Ein Blick in jordanische Schulbücher ergibt ein ähnliches Bild. Der

»Andere« wird immer als das moralische Gegenteil von »uns« dargestellt.

Er ist alles, was »wir« nicht sind und niemals sein dürfen. Natürlich wird auch auf einige positive Errungenschaften des Westens hingewiesen, doch Aufklärung und Demokratie werden dabei geflissentlich übersehen. Die diktatorischen Regime der arabischen Welt errichten eine Barriere zwischen den Schülern und den demokratischen Systemen, die nicht als Vorbilder gedeutet werden sollen.

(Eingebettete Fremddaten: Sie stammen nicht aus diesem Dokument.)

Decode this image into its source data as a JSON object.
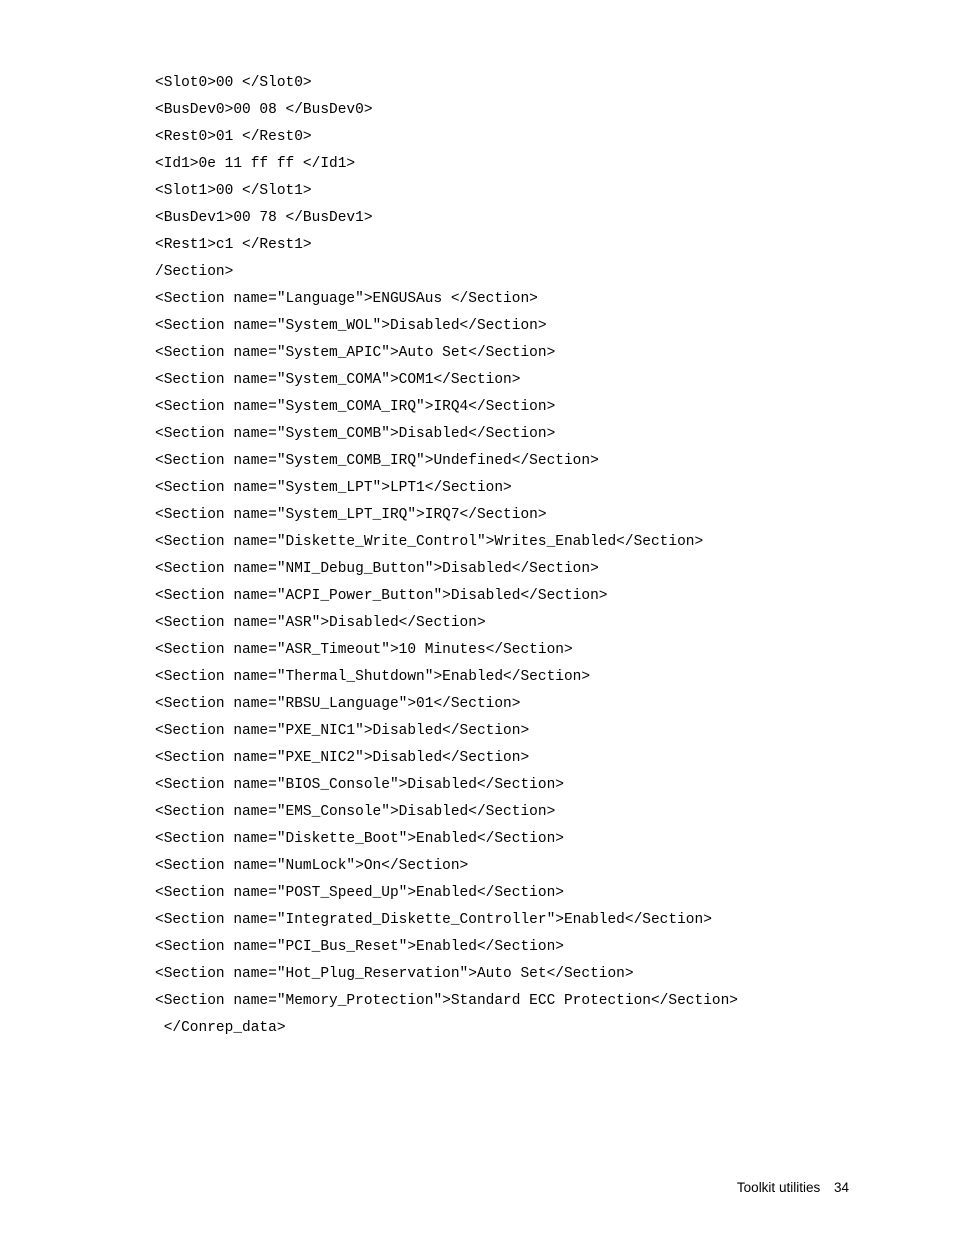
{
  "lines": [
    "<Slot0>00 </Slot0>",
    "<BusDev0>00 08 </BusDev0>",
    "<Rest0>01 </Rest0>",
    "<Id1>0e 11 ff ff </Id1>",
    "<Slot1>00 </Slot1>",
    "<BusDev1>00 78 </BusDev1>",
    "<Rest1>c1 </Rest1>",
    "/Section>",
    "<Section name=\"Language\">ENGUSAus </Section>",
    "<Section name=\"System_WOL\">Disabled</Section>",
    "<Section name=\"System_APIC\">Auto Set</Section>",
    "<Section name=\"System_COMA\">COM1</Section>",
    "<Section name=\"System_COMA_IRQ\">IRQ4</Section>",
    "<Section name=\"System_COMB\">Disabled</Section>",
    "<Section name=\"System_COMB_IRQ\">Undefined</Section>",
    "<Section name=\"System_LPT\">LPT1</Section>",
    "<Section name=\"System_LPT_IRQ\">IRQ7</Section>",
    "<Section name=\"Diskette_Write_Control\">Writes_Enabled</Section>",
    "<Section name=\"NMI_Debug_Button\">Disabled</Section>",
    "<Section name=\"ACPI_Power_Button\">Disabled</Section>",
    "<Section name=\"ASR\">Disabled</Section>",
    "<Section name=\"ASR_Timeout\">10 Minutes</Section>",
    "<Section name=\"Thermal_Shutdown\">Enabled</Section>",
    "<Section name=\"RBSU_Language\">01</Section>",
    "<Section name=\"PXE_NIC1\">Disabled</Section>",
    "<Section name=\"PXE_NIC2\">Disabled</Section>",
    "<Section name=\"BIOS_Console\">Disabled</Section>",
    "<Section name=\"EMS_Console\">Disabled</Section>",
    "<Section name=\"Diskette_Boot\">Enabled</Section>",
    "<Section name=\"NumLock\">On</Section>",
    "<Section name=\"POST_Speed_Up\">Enabled</Section>",
    "<Section name=\"Integrated_Diskette_Controller\">Enabled</Section>",
    "<Section name=\"PCI_Bus_Reset\">Enabled</Section>",
    "<Section name=\"Hot_Plug_Reservation\">Auto Set</Section>",
    "<Section name=\"Memory_Protection\">Standard ECC Protection</Section>",
    " </Conrep_data>"
  ],
  "footer": {
    "label": "Toolkit utilities",
    "page": "34"
  }
}
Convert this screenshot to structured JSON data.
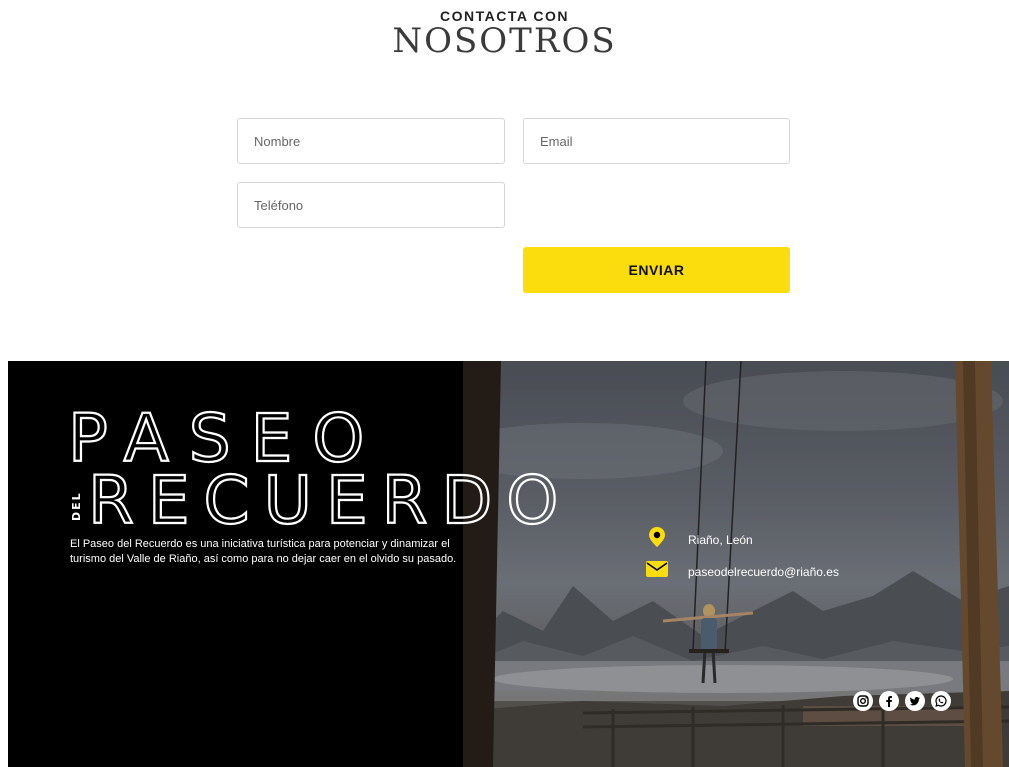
{
  "contact": {
    "heading_small": "CONTACTA CON",
    "heading_big": "NOSOTROS",
    "fields": {
      "name_placeholder": "Nombre",
      "email_placeholder": "Email",
      "phone_placeholder": "Teléfono"
    },
    "submit_label": "ENVIAR"
  },
  "footer": {
    "logo": {
      "line1": "PASEO",
      "prefix": "DEL",
      "line2": "RECUERDO"
    },
    "tagline": "El Paseo del Recuerdo es una iniciativa turística para potenciar y dinamizar el turismo del Valle de Riaño, así como para no dejar caer en el olvido su pasado.",
    "location": {
      "icon": "map-pin-icon",
      "text": "Riaño, León"
    },
    "email": {
      "icon": "envelope-icon",
      "text": "paseodelrecuerdo@riaño.es"
    },
    "social": [
      {
        "name": "instagram-icon"
      },
      {
        "name": "facebook-icon"
      },
      {
        "name": "twitter-icon"
      },
      {
        "name": "whatsapp-icon"
      }
    ]
  },
  "colors": {
    "accent": "#fbdc0c",
    "footer_bg": "#000000",
    "text_light": "#ffffff"
  }
}
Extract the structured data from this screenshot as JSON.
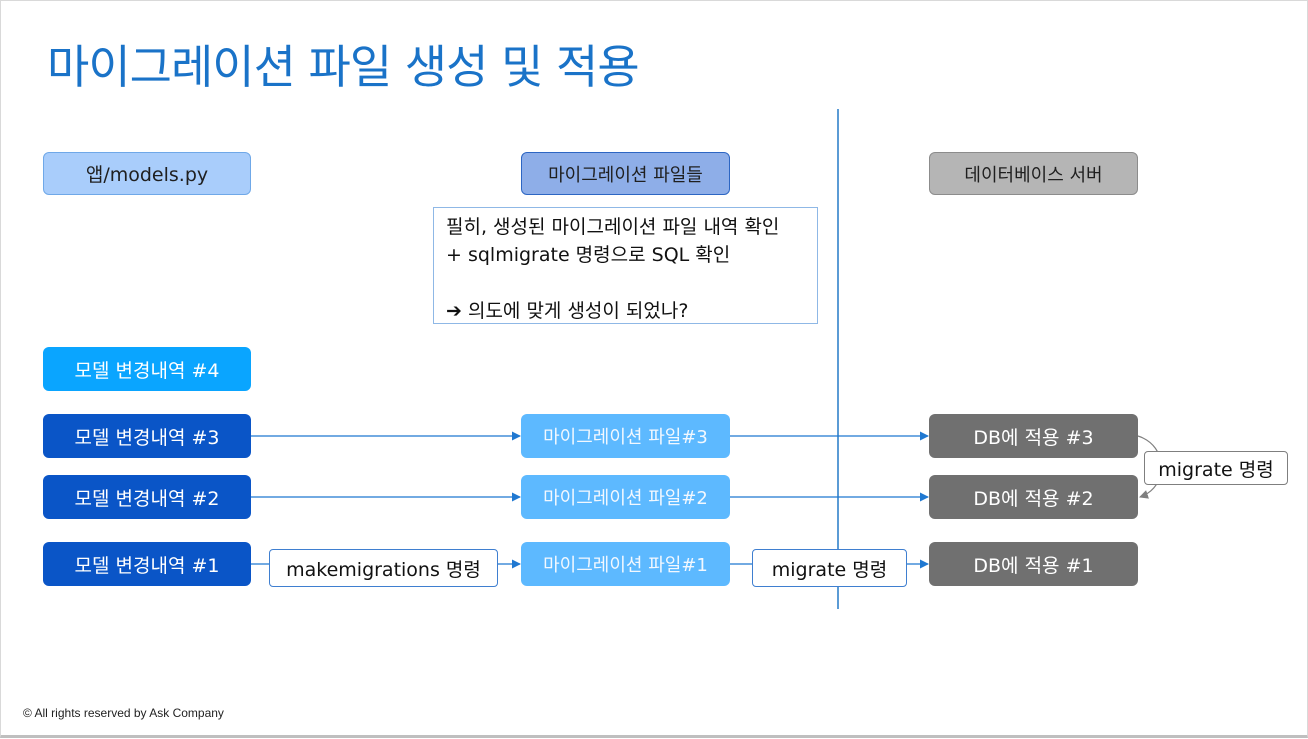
{
  "title": "마이그레이션 파일 생성 및 적용",
  "headers": {
    "models": "앱/models.py",
    "migrations": "마이그레이션 파일들",
    "db": "데이터베이스 서버"
  },
  "note": {
    "line1": "필히, 생성된 마이그레이션 파일 내역 확인",
    "line2": "+ sqlmigrate 명령으로 SQL 확인",
    "arrow": "➔",
    "line3": "의도에 맞게 생성이 되었나?"
  },
  "models": {
    "change4": "모델 변경내역 #4",
    "change3": "모델 변경내역 #3",
    "change2": "모델 변경내역 #2",
    "change1": "모델 변경내역 #1"
  },
  "migration_files": {
    "file3": "마이그레이션 파일#3",
    "file2": "마이그레이션 파일#2",
    "file1": "마이그레이션 파일#1"
  },
  "db_apply": {
    "apply3": "DB에 적용 #3",
    "apply2": "DB에 적용 #2",
    "apply1": "DB에 적용 #1"
  },
  "commands": {
    "makemigrations": "makemigrations 명령",
    "migrate_row1": "migrate 명령",
    "migrate_side": "migrate 명령"
  },
  "footer": "© All rights reserved by Ask Company",
  "colors": {
    "title": "#1a73c8",
    "model_dark": "#0a55c7",
    "model_light": "#0aa5ff",
    "migration_file": "#5db9ff",
    "db_box": "#707070",
    "arrow": "#1f78d1"
  }
}
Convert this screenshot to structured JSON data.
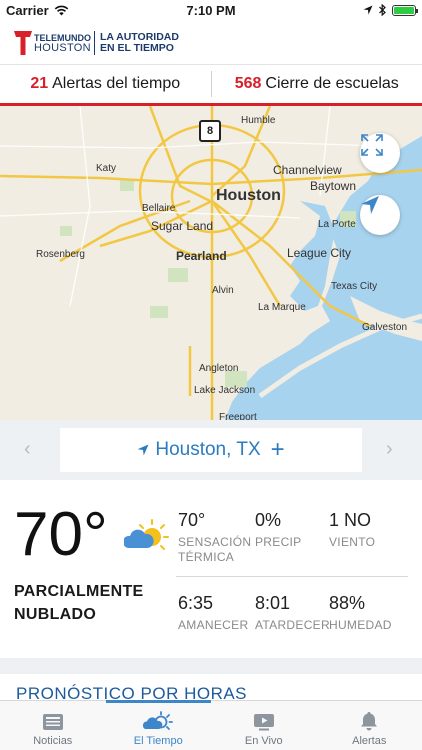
{
  "status_bar": {
    "carrier": "Carrier",
    "time": "7:10 PM",
    "battery_level": 1.0
  },
  "brand": {
    "line1": "TELEMUNDO",
    "line2": "HOUSTON",
    "tagline1": "LA AUTORIDAD",
    "tagline2": "EN EL TIEMPO",
    "logo_color": "#d8202a",
    "text_color": "#1c3a6b"
  },
  "alerts": {
    "weather_count": "21",
    "weather_label": "Alertas del tiempo",
    "schools_count": "568",
    "schools_label": "Cierre de escuelas",
    "accent": "#d8202a"
  },
  "map": {
    "labels": {
      "humble": "Humble",
      "highway": "8",
      "katy": "Katy",
      "channelview": "Channelview",
      "baytown": "Baytown",
      "houston": "Houston",
      "bellaire": "Bellaire",
      "sugar_land": "Sugar Land",
      "la_porte": "La Porte",
      "rosenberg": "Rosenberg",
      "pearland": "Pearland",
      "league_city": "League City",
      "texas_city": "Texas City",
      "alvin": "Alvin",
      "la_marque": "La Marque",
      "galveston": "Galveston",
      "angleton": "Angleton",
      "lake_jackson": "Lake Jackson",
      "freeport": "Freeport"
    },
    "expand_icon": "expand-icon",
    "locate_icon": "location-arrow-icon"
  },
  "location": {
    "name": "Houston, TX",
    "add_symbol": "+",
    "prev_symbol": "‹",
    "next_symbol": "›"
  },
  "current": {
    "temperature": "70°",
    "condition_line1": "PARCIALMENTE",
    "condition_line2": "NUBLADO",
    "condition_icon": "partly-cloudy-icon",
    "feels_like_value": "70°",
    "feels_like_label1": "SENSACIÓN",
    "feels_like_label2": "TÉRMICA",
    "precip_value": "0%",
    "precip_label": "PRECIP",
    "wind_value": "1 NO",
    "wind_label": "VIENTO",
    "sunrise_value": "6:35",
    "sunrise_label": "AMANECER",
    "sunset_value": "8:01",
    "sunset_label": "ATARDECER",
    "humidity_value": "88%",
    "humidity_label": "HUMEDAD"
  },
  "hourly": {
    "title": "PRONÓSTICO POR HORAS"
  },
  "tabs": [
    {
      "label": "Noticias",
      "icon": "news-icon",
      "active": false
    },
    {
      "label": "El Tiempo",
      "icon": "weather-icon",
      "active": true
    },
    {
      "label": "En Vivo",
      "icon": "live-video-icon",
      "active": false
    },
    {
      "label": "Alertas",
      "icon": "bell-icon",
      "active": false
    }
  ]
}
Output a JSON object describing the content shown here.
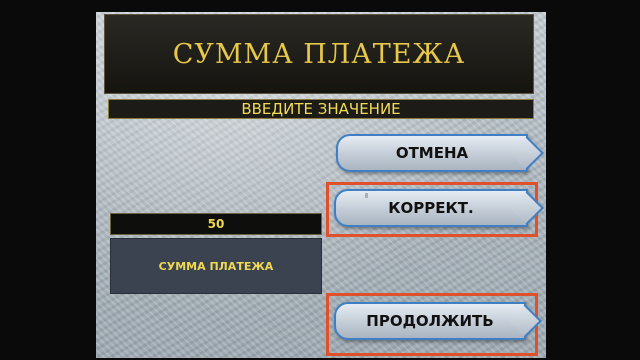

Das Schulbuch spiegelt einerseits das Denken einer Gesellschaft wider und lässt andererseits die Idee erkennen, nach der ein Machthaber seine Untertanen formen möchte. Es ist ein Wechselspiel, das nach Belieben von oben gesteuert werden kann. Selbst das informelle Wissen und das

kollektive Gedächtnis des Volkes kann dahingehend »verfeinert« werden, dass es in das Herrschaftssystem und die von ihm gewünschte

Identitätspolitik hineinpasst.

Schulbücher wie die oben erwähnten sagen viel über das herrschende Selbstbild in der islamischen Welt. Sie zeigen uns, wie eine Kultur sich selbst wahrnimmt und was sie der nächsten Generation mit auf den Weg

geben will. Sie sind ein Spiegel der Ressentiments und der Ohnmacht, die die Beziehung des Islam zum Westen seit Generationen prägt.

Hinzu kommt der Einfluss der Prediger in den Moscheen und der anderen religiösen Autoritäten, die selbst in vermeintlich säkularen Diktaturen der arabischen Welt von den Machthabern instrumentalisiert werden, um ihre Position zu festigen. Gamal Abdel-Nasser etwa machte die religiöse Al-Azhar-Universität zu einer staatlichen Institution und

bestimmte den Großen Imam von da an selbst. Bildung, Kultur und Medien wurden gleichgeschaltet, religiöse Erziehung wurde Teil der staatlichen Propaganda.